Décoré par le secrétaire général de l’ONU
En 1998, il reçoit du secrétaire général de l’ONU la médaille Mahatma Gandhi des Droits de l’Homme de l’UNESCO. La même année, le Président Jacques Chirac lui remet la décoration de Chevalier de l’Ordre National du Mérite.
En 2005, il est récompensé par la MCUR par le titre de Zarboutan Nout Kiltir et le 20 décembre 2014, de la médaille de La Légion d’Honneur en reconnaissance de son courage et de sa persévérance. De nombreuses coupes et trophées honorent les activités artistiques et culturelles de ce fervent défenseur du patrimoine.

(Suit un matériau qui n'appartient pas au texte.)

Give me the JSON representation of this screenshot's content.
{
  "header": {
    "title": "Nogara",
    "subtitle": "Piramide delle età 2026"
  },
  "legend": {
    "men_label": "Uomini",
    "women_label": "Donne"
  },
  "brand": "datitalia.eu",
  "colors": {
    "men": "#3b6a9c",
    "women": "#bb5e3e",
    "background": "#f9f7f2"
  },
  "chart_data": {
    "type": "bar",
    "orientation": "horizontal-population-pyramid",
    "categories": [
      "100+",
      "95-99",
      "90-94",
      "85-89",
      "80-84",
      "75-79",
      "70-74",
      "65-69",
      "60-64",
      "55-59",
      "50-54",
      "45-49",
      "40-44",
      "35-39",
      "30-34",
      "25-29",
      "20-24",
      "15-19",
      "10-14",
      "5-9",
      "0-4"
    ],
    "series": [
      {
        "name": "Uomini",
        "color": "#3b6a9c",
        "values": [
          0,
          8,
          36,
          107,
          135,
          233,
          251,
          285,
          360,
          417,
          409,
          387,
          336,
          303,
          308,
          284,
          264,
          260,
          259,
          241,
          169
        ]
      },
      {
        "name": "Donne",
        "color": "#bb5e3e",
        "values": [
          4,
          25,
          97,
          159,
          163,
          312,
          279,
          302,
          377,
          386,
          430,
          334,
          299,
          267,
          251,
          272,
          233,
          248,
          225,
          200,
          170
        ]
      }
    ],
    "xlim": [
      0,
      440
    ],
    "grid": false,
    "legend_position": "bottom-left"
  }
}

"A ti kri amoin dimans gran matin"
• Discographie
- 45 Tours A nous même dansère maloya, Mon coy lou, Jackman
- 33 Tours Le maloya, Ediroi - 1976
- 45 Tours Tit Marie balta, Le roi dans le bois, Jackman
- 45 Tours Ti crie a moin anin, Dimanche grand matin, Issa
- Cassette " Sa maloya " - 1990
- CD Ti Mardé – Label Indigo – 1998
- CD Maloya, Ocora - 1999
- CD Maloya, réédition du 33 Tours- MCUR
- CD Mémoir in pèp – Best Maloya - 2006
Un film documentaire réalisé par Luc Bongrand en 2004 retrace son itinéraire : Firmin Viry, sur la route du maloya marron.